E’ ormai un dato certo, infatti, che il crescente utilizzo delle nuove tecnologie rende meno necessaria – per alcuni settori produttivi – la presenza fisica del lavoratore sul luogo di lavoro.

Così che, secondo l’Osservatorio Smart Working della School of Management del Politecnico di Milano, nel solo lavoro subordinato sarebbero oltre 250mila i lavoratori che godono di discrezionalità nella definizione delle modalità del lavoro in termini di luogo, orario e strumenti utilizzati, rappresentando circa il 7% del totale di impiegati, quadri e dirigenti: la disciplina dello smart working è stata quindi introdotta per dotare di una veste giuridica un metodo e una forma di lavoro ormai in uso da diverso tempo.

Per avere una definizione di smart working è necessario fare riferimento al testo stesso del disegno di legge, che per lavoro agile intende una modalità di esecuzione del rapporto di lavoro subordinato, avviata da un accordo tra le parti, priva di precisi vincoli di orario o di luogo di lavoro e che si caratterizza, appunto, per l’utilizzo di strumenti tecnologici.

La prestazione di lavoro deve essere eseguita in parte all’interno dei locali aziendali e in parte all’esterno, senza che vi sia per il lavoratore una postazione fissa, e nel rispetto dei limiti massimi di durata dell’orario lavorativo giornaliero e settimanale.

Affinché il lavoratore possa offrire la propria prestazione lavorativa “agilmente” è necessario che venga siglato un accordo scritto tra le parti con il quale si definiscano modalità secondo le quali la prestazione dovrà essere resa, anche con riferimento agli strumenti utilizzati dal lavoratore.

L’accordo, inoltre, dovrà prevedere anche delle fasce orarie in cui dovrà essere garantito il diritto al riposo del lavoratore: in questo senso si dovranno stabilire le misure tecniche e organizzative necessarie per assicurare la disconnessione del lavoratore dagli strumenti tecnologici altrimenti usati per lavorare (c.d. diritto alla disconnessione).

L’accordo di smart working può avere durata determinata o indeterminata: qualora le parti volessero recedere dall’accordo dovranno rispettare il termine di preavviso stabilito (comunque non inferiore a 30 giorni), a meno che si verifichi una giusta causa di recesso per il caso di accordo a tempo indeterminato.

La diversa modalità di svolgimento della propria prestazione lavorativa, tuttavia, non può incidere sul trattamento economico e normativo applicato al lavoratore, che non può essere inferiore a quello complessivamente applicato ai lavoratori che svolgono le medesime mansioni all’interno dell’azienda.

Naturalmente, il legislatore ha previsto anche un adeguamento del regime in tema di tutela della sicurezza e della salute sul lavoro; per il datore di lavoro, infatti, è previsto un obbligo di informativa a cadenza almeno annuale nella quale vengano identificati i rischi generali e specifici connessi alla peculiare modalità di svolgimento dell’attività lavorativa.

Lo stesso vale in tema di infortuni sul lavoro, per il quale è assicurata la copertura INAIL se l’infortunio è causato da un rischio connesso con la prestazione lavorativa.

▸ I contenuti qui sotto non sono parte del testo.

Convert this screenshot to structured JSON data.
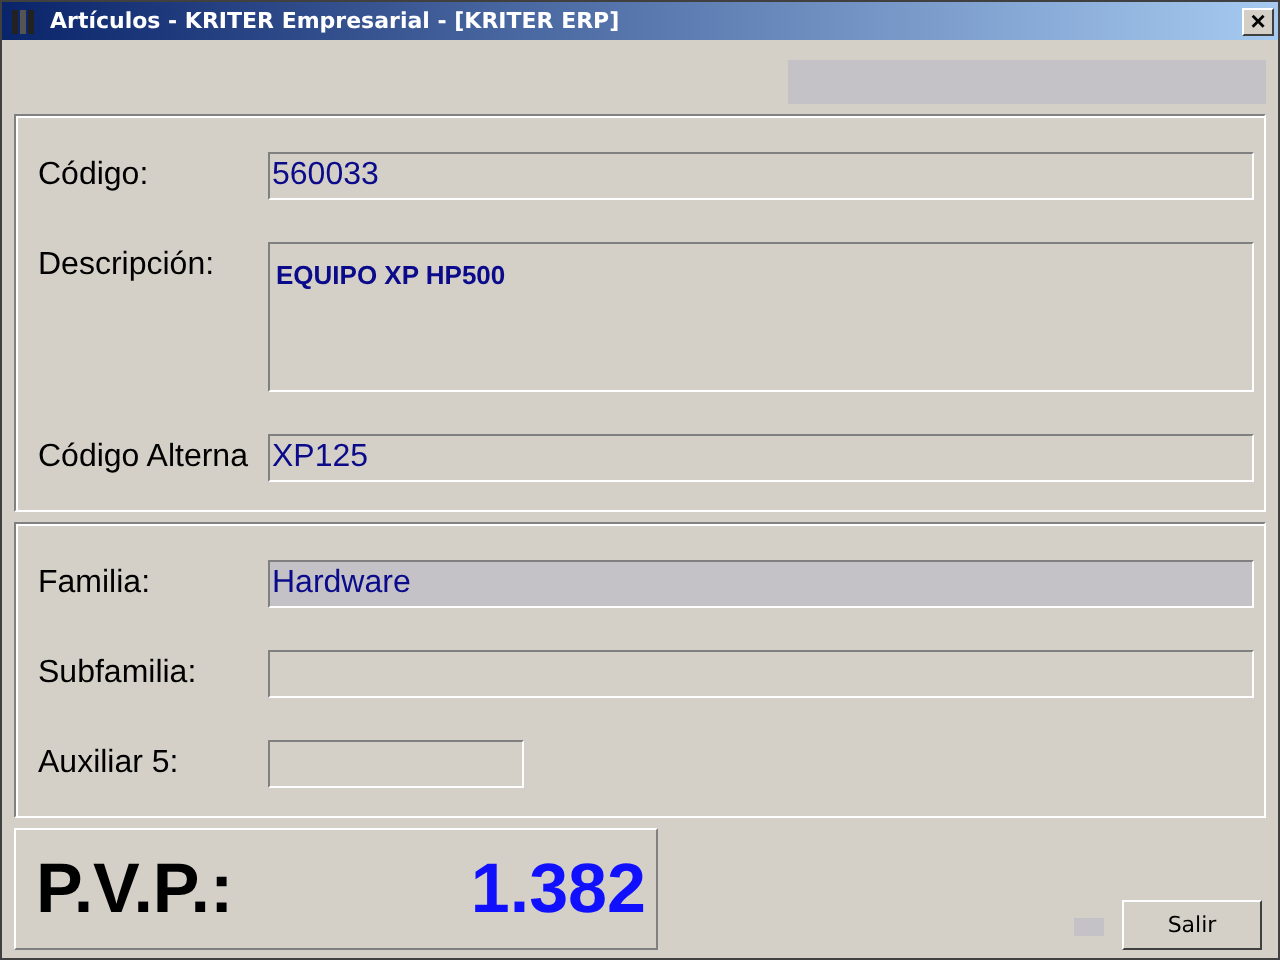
{
  "window": {
    "title": "Artículos - KRITER Empresarial - [KRITER ERP]",
    "close": "×"
  },
  "sections": [
    {
      "fields": [
        {
          "label": "Código:",
          "value": "560033",
          "kind": "line",
          "focused": false
        },
        {
          "label": "Descripción:",
          "value": "EQUIPO XP HP500",
          "kind": "memo",
          "focused": false
        },
        {
          "label": "Código Alterna",
          "value": "XP125",
          "kind": "line",
          "focused": false
        }
      ]
    },
    {
      "fields": [
        {
          "label": "Familia:",
          "value": "Hardware",
          "kind": "line",
          "focused": true
        },
        {
          "label": "Subfamilia:",
          "kind": "line",
          "focused": false
        },
        {
          "label": "Auxiliar 5:",
          "kind": "short",
          "focused": false
        }
      ]
    }
  ],
  "price": {
    "label": "P.V.P.:",
    "value": "1.382"
  },
  "buttons": [
    "Salir"
  ]
}
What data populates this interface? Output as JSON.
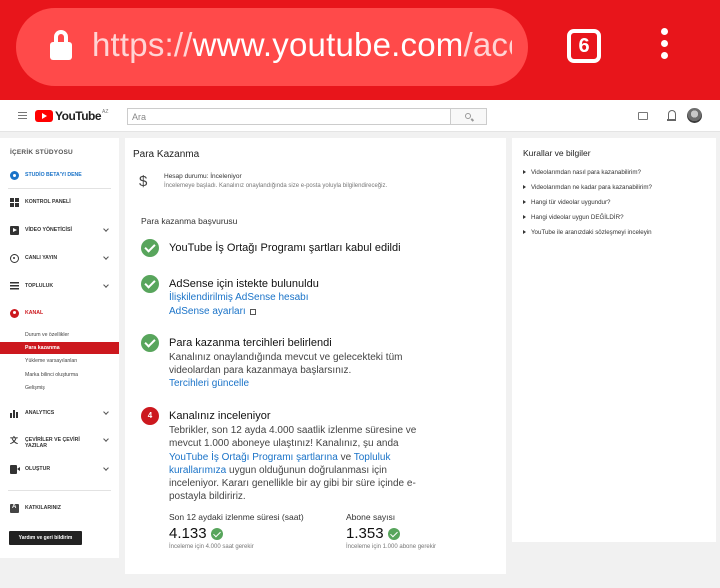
{
  "browser": {
    "url_scheme": "https://",
    "url_host": "www.youtube.com",
    "url_rest": "/account_monetization",
    "tab_count": "6"
  },
  "header": {
    "logo_text": "YouTube",
    "logo_region": "AZ",
    "search_placeholder": "Ara"
  },
  "sidebar": {
    "title": "İÇERİK STÜDYOSU",
    "items": [
      {
        "label": "STUDİO BETA'YI DENE"
      },
      {
        "label": "KONTROL PANELİ"
      },
      {
        "label": "VİDEO YÖNETİCİSİ"
      },
      {
        "label": "CANLI YAYIN"
      },
      {
        "label": "TOPLULUK"
      },
      {
        "label": "KANAL"
      },
      {
        "label": "ANALYTICS"
      },
      {
        "label": "ÇEVİRİLER VE ÇEVİRİ YAZILAR"
      },
      {
        "label": "OLUŞTUR"
      },
      {
        "label": "KATKILARINIZ"
      }
    ],
    "channel_sub": [
      "Durum ve özellikler",
      "Para kazanma",
      "Yükleme varsayılanları",
      "Marka bilinci oluşturma",
      "Gelişmiş"
    ],
    "help_button": "Yardım ve geri bildirim"
  },
  "main": {
    "title": "Para Kazanma",
    "account_status": "Hesap durumu: İnceleniyor",
    "account_note": "İncelemeye başladı. Kanalınız onaylandığında size e-posta yoluyla bilgilendireceğiz.",
    "section_title": "Para kazanma başvurusu",
    "step1_title": "YouTube İş Ortağı Programı şartları kabul edildi",
    "step2_title": "AdSense için istekte bulunuldu",
    "step2_link1": "İlişkilendirilmiş AdSense hesabı",
    "step2_link2": "AdSense ayarları",
    "step3_title": "Para kazanma tercihleri belirlendi",
    "step3_desc": "Kanalınız onaylandığında mevcut ve gelecekteki tüm videolardan para kazanmaya başlarsınız.",
    "step3_link": "Tercihleri güncelle",
    "step4_number": "4",
    "step4_title": "Kanalınız inceleniyor",
    "step4_desc_a": "Tebrikler, son 12 ayda 4.000 saatlik izlenme süresine ve mevcut 1.000 aboneye ulaştınız! Kanalınız, şu anda",
    "step4_link_a": "YouTube İş Ortağı Programı şartlarına",
    "step4_desc_b": "ve",
    "step4_link_b": "Topluluk kurallarımıza",
    "step4_desc_c": "uygun olduğunun doğrulanması için inceleniyor. Kararı genellikle bir ay gibi bir süre içinde e-postayla bildiririz.",
    "watch_label": "Son 12 aydaki izlenme süresi (saat)",
    "watch_value": "4.133",
    "watch_note": "İnceleme için 4.000 saat gerekir",
    "subs_label": "Abone sayısı",
    "subs_value": "1.353",
    "subs_note": "İnceleme için 1.000 abone gerekir"
  },
  "rules": {
    "title": "Kurallar ve bilgiler",
    "items": [
      "Videolarımdan nasıl para kazanabilirim?",
      "Videolarımdan ne kadar para kazanabilirim?",
      "Hangi tür videolar uygundur?",
      "Hangi videolar uygun DEĞİLDİR?",
      "YouTube ile aranızdaki sözleşmeyi inceleyin"
    ]
  }
}
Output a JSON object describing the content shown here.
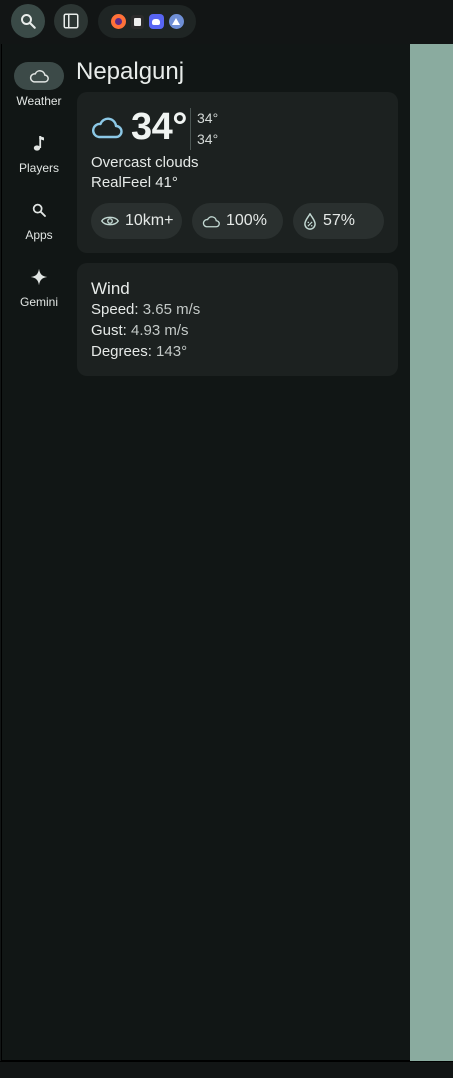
{
  "colors": {
    "accent_cloud": "#8cc8e6",
    "panel_bg": "#111615",
    "card_bg": "#1c2120",
    "active_nav_bg": "#3c4a48",
    "side_strip": "#8aab9f"
  },
  "topbar": {
    "search_icon": "search-icon",
    "sidebar_icon": "sidebar-toggle-icon",
    "pinned_apps": [
      "firefox-icon",
      "notes-app-icon",
      "discord-icon",
      "arch-linux-icon"
    ]
  },
  "nav": {
    "items": [
      {
        "label": "Weather",
        "icon": "cloud-icon",
        "active": true
      },
      {
        "label": "Players",
        "icon": "music-note-icon",
        "active": false
      },
      {
        "label": "Apps",
        "icon": "search-icon",
        "active": false
      },
      {
        "label": "Gemini",
        "icon": "sparkle-icon",
        "active": false
      }
    ]
  },
  "weather": {
    "city": "Nepalgunj",
    "temperature": "34°",
    "high": "34°",
    "low": "34°",
    "condition": "Overcast clouds",
    "realfeel": "RealFeel 41°",
    "stats": {
      "visibility": "10km+",
      "cloud_cover": "100%",
      "humidity": "57%"
    }
  },
  "wind": {
    "title": "Wind",
    "speed_label": "Speed:",
    "speed": "3.65 m/s",
    "gust_label": "Gust:",
    "gust": "4.93 m/s",
    "degrees_label": "Degrees:",
    "degrees": "143°"
  }
}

Inoltre, nel caso in cui il locale prescelto per lo svolgimento dell’attività al di fuori dell’azienda non sia la propria abitazione, è riconosciuta la possibilità dell’”infortunio in itinere” quando la scelta del luogo di lavoro sia dettata da esigenze legate alla prestazione stessa o per la necessità del lavoratore di conciliare vita e lavoro, purché la scelta si possa dire essere stata dettata da ragionevolezza.

Infine, le disposizioni in tema di “smart working” potranno essere applicate, in quanto compatibili, anche ai rapporti di lavoro alle dipendenze delle pubbliche amministrazioni, fatto salvo il caso in cui ci si debba attenere a normative particolari.